For someone running their own n=1 experiment:

### What to test

**Primary intervention:** Physical counter-pressure manoeuvres (PCMs) — leg crossing, arm tensing, squatting, or hand-gripping at the first sign of prodrome (lightheadedness, visual changes, nausea).

**Dose:** Perform the manoeuvre immediately upon recognising prodrome and hold for 2–3 minutes until symptoms resolve. Practice 3–5 times per week to build muscle memory.

**Alternative interventions:**

- Increased salt intake: 3–5 grams of extra sodium per day (e.g., 1–2 teaspoons of salt, or salt tablets 500–1000 mg with meals).

- Increased fluid intake: 2–3 litres of water per day, with a bolus of 500 ml of cold water immediately upon prodrome.

- Tilt-training: Stand against a wall with feet 15–20 cm away for 10–30 minutes daily, gradually increasing duration.

### Minimum meaningful duration

**PCMs:** 4–6 weeks to learn the technique and assess feasibility; 3–6 months to see a reduction in syncope frequency.

**Salt/fluid loading:** 2–4 weeks to see if symptoms improve; longer (3–6 months) to assess recurrence rate.

**Tilt-training:** 4–8 weeks to see if tolerance improves; 3–6 months to see a reduction in syncope.

### What to measure

**Primary outcome:** Number of syncope episodes per month (count each event).

**Secondary outcomes:**

- Number of presyncope episodes (near-faints) per month.

- Prodrome duration (seconds from first symptom to loss of consciousness).

- Time to recovery (seconds from lying down to feeling normal).

- Injury from syncope (bruises, fractures, head trauma).

- Quality of life (e.g., using the Syncope Functional Status Questionnaire, or a simple 1–10 scale).

**Objective measures (if available):**

- Orthostatic blood pressure (sitting, then standing at 1, 3, and 5 minutes).

- Heart rate variability (using a wearable device like a Polar H10 or Apple Watch).

- Hydration status (urine colour, thirst level).

### Key confounds to control for

**Dehydration:** Track fluid intake (aim for 2–3 L/day).
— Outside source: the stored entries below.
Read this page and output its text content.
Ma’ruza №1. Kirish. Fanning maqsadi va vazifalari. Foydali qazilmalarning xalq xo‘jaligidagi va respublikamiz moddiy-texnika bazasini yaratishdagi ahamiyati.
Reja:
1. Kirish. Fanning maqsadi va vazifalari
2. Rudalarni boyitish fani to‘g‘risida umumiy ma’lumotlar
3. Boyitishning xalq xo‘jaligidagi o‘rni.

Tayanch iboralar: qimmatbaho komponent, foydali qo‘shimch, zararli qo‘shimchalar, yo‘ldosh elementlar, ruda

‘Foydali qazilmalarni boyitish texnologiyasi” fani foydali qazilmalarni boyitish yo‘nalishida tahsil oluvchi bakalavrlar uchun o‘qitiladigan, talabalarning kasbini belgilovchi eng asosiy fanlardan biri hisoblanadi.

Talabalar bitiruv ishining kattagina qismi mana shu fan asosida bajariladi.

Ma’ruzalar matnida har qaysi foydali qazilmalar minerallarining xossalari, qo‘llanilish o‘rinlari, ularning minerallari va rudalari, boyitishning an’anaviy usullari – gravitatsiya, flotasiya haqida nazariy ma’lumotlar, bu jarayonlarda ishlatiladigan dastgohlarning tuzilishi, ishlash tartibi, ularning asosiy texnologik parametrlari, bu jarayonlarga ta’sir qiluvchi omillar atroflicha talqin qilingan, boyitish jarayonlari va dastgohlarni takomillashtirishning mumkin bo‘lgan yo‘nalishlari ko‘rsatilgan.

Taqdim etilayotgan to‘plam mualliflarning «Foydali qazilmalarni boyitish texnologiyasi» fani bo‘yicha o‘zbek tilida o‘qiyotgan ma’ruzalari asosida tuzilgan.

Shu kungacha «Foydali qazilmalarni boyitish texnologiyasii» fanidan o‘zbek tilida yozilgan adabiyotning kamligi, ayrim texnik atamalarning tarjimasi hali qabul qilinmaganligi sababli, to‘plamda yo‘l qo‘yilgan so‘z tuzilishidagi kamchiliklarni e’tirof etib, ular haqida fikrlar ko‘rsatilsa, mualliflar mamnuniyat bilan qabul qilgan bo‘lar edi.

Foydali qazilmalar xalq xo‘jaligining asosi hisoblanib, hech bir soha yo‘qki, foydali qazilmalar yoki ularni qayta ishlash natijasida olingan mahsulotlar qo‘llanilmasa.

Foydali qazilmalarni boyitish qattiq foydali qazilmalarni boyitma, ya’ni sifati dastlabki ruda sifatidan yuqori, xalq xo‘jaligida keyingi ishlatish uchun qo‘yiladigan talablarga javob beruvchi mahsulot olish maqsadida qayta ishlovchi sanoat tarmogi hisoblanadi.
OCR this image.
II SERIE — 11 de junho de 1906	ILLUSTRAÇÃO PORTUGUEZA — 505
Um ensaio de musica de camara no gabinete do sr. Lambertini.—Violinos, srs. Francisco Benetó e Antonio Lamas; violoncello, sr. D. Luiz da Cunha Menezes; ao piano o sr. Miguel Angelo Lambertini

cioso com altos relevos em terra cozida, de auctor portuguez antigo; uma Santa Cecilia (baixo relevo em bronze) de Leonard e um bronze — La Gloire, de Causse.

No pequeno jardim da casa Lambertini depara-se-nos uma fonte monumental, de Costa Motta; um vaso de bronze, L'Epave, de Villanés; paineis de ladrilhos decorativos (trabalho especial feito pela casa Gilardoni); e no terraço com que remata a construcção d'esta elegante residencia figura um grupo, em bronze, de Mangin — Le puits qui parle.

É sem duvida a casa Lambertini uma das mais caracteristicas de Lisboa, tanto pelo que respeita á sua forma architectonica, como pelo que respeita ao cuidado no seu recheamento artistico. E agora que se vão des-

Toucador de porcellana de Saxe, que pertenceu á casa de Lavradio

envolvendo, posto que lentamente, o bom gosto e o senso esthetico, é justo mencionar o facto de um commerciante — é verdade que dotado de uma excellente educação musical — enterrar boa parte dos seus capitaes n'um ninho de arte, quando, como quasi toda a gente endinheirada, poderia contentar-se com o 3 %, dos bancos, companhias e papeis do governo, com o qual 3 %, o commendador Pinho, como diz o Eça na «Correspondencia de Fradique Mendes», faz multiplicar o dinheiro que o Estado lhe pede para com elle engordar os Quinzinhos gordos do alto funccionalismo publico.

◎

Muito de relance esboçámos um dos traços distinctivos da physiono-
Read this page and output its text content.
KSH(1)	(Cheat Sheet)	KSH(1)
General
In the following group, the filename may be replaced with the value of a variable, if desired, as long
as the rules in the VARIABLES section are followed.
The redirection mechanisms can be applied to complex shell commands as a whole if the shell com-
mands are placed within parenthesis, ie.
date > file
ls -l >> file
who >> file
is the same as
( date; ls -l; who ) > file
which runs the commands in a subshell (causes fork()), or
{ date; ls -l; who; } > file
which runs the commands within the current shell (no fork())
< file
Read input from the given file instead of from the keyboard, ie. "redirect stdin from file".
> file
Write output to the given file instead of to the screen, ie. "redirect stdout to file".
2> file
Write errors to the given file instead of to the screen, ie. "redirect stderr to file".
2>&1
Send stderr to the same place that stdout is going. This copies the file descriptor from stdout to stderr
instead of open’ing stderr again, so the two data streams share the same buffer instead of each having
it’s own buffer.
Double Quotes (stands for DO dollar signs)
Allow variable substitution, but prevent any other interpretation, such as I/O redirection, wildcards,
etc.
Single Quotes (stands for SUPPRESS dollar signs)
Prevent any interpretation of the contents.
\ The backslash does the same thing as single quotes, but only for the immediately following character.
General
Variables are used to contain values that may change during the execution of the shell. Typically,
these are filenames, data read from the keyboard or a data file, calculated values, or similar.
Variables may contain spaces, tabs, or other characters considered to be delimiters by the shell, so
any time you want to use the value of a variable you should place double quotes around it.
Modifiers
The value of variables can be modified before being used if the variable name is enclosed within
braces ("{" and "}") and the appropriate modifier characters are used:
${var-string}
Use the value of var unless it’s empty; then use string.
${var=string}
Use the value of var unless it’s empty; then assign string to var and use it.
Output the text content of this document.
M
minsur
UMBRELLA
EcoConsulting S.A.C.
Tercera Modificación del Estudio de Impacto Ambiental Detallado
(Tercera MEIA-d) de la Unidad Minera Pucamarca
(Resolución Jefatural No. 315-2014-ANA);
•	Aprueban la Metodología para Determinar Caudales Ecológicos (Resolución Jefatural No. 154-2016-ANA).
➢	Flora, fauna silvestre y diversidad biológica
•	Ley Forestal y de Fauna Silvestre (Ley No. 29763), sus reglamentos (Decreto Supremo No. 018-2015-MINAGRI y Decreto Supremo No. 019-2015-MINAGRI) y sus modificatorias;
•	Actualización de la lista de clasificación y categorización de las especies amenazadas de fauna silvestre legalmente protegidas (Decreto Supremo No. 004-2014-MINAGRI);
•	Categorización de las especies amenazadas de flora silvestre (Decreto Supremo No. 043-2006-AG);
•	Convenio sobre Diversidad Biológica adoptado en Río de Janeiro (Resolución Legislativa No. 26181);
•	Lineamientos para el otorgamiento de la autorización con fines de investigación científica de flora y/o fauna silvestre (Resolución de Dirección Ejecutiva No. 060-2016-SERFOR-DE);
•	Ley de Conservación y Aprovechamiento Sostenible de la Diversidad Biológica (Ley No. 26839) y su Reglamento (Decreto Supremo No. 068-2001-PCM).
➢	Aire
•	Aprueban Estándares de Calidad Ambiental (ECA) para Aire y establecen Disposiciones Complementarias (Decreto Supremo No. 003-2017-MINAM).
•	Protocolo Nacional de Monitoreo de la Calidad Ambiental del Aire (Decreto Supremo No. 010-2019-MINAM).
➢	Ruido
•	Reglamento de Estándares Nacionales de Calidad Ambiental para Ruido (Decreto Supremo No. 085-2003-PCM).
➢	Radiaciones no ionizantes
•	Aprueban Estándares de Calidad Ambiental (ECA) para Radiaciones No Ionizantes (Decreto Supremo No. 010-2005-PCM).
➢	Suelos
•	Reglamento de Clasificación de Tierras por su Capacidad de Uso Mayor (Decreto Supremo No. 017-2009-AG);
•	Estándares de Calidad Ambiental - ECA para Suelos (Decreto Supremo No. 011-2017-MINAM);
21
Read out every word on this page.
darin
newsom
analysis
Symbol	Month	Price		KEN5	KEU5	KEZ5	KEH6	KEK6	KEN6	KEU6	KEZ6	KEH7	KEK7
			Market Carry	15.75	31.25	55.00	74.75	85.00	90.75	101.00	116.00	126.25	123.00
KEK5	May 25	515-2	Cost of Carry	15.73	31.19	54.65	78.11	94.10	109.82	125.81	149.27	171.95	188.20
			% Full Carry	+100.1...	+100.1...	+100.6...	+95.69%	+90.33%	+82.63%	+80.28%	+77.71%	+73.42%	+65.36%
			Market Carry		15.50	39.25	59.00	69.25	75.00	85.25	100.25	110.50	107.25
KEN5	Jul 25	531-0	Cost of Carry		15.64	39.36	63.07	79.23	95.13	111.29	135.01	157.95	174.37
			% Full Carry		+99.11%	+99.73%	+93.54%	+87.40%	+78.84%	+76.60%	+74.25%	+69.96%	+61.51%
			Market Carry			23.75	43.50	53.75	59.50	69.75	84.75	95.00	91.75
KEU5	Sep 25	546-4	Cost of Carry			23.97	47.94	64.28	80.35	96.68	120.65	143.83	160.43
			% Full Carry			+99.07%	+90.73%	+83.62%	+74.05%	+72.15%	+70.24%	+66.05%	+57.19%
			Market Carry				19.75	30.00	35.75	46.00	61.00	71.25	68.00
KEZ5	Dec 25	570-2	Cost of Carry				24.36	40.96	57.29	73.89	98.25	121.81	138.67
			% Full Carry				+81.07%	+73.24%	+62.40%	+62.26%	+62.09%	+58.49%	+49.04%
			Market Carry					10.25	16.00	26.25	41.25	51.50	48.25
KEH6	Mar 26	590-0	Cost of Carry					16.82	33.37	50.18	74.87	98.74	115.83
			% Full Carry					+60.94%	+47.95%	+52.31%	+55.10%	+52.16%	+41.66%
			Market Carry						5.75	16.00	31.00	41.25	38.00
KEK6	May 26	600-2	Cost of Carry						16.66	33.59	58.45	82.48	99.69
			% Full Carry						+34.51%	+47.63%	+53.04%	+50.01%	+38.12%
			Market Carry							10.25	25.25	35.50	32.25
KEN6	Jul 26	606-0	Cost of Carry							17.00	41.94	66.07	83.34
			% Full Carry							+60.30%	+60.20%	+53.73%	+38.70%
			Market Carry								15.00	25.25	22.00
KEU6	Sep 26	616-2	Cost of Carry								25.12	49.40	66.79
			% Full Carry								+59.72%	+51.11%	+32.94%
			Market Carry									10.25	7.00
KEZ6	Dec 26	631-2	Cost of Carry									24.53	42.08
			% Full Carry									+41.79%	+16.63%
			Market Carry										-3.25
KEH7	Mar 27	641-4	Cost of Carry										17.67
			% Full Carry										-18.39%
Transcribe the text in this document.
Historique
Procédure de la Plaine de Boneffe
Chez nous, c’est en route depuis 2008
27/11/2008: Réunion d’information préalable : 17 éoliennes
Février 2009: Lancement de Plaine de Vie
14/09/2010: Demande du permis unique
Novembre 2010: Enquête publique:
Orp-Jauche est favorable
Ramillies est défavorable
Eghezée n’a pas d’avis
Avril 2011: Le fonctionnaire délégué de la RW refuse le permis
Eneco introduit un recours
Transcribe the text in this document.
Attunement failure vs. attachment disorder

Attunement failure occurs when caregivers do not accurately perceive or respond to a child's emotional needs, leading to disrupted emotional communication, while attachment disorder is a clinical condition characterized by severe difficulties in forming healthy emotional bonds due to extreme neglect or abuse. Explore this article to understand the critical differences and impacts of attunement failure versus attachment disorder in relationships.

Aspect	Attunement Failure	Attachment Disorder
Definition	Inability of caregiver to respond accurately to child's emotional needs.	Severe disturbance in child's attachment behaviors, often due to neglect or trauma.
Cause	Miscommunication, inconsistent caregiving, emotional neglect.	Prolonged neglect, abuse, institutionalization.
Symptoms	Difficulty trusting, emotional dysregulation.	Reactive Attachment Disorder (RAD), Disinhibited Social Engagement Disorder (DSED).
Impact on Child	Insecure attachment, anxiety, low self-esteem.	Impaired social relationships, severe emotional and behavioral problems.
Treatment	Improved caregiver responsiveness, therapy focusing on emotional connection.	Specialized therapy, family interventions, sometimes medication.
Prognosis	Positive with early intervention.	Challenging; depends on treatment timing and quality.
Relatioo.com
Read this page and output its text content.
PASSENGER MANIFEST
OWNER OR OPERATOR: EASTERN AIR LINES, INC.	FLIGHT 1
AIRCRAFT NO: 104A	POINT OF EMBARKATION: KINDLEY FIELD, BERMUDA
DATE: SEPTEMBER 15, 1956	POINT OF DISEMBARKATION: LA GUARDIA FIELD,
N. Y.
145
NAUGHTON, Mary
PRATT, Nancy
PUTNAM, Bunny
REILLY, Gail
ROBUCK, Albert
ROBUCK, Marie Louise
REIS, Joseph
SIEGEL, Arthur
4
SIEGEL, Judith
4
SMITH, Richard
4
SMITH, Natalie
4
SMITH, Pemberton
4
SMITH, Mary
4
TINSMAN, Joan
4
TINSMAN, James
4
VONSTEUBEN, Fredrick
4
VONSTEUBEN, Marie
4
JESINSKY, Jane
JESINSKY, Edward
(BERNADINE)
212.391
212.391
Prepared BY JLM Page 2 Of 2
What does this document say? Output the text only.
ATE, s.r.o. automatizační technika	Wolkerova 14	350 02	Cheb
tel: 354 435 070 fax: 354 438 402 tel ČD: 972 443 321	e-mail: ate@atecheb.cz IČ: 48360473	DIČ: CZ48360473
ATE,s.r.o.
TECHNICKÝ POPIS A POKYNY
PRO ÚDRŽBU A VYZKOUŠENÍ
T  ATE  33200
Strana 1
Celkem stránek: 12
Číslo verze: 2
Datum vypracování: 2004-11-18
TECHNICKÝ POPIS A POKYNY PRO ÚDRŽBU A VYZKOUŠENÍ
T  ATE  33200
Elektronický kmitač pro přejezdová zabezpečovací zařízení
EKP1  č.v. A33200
Avoid alcohol and caffeine, which are diuretics.

**Sleep deprivation:** Poor sleep increases vagal tone and syncope risk. Track sleep duration and quality.

**Heat exposure:** Hot environments cause vasodilation and reduce blood pressure. Avoid saunas, hot showers, and prolonged sun exposure.

**Prolonged standing:** Standing still pools blood in the legs. If you must stand, shift weight, contract leg muscles, or cross your legs.

**Medications:** Beta-blockers, diuretics, vasodilators, and antidepressants can worsen syncope. Do not stop prescribed medications without consulting a doctor.

**Menstrual cycle:** Syncope is more common in the luteal phase (days 14–28) due to progesterone-induced vasodilation. Track cycle phase.

**Psychological state:** Anxiety, panic attacks, and hyperventilation can mimic or trigger syncope. Consider a daily mood log (e.g., 1–10 anxiety scale).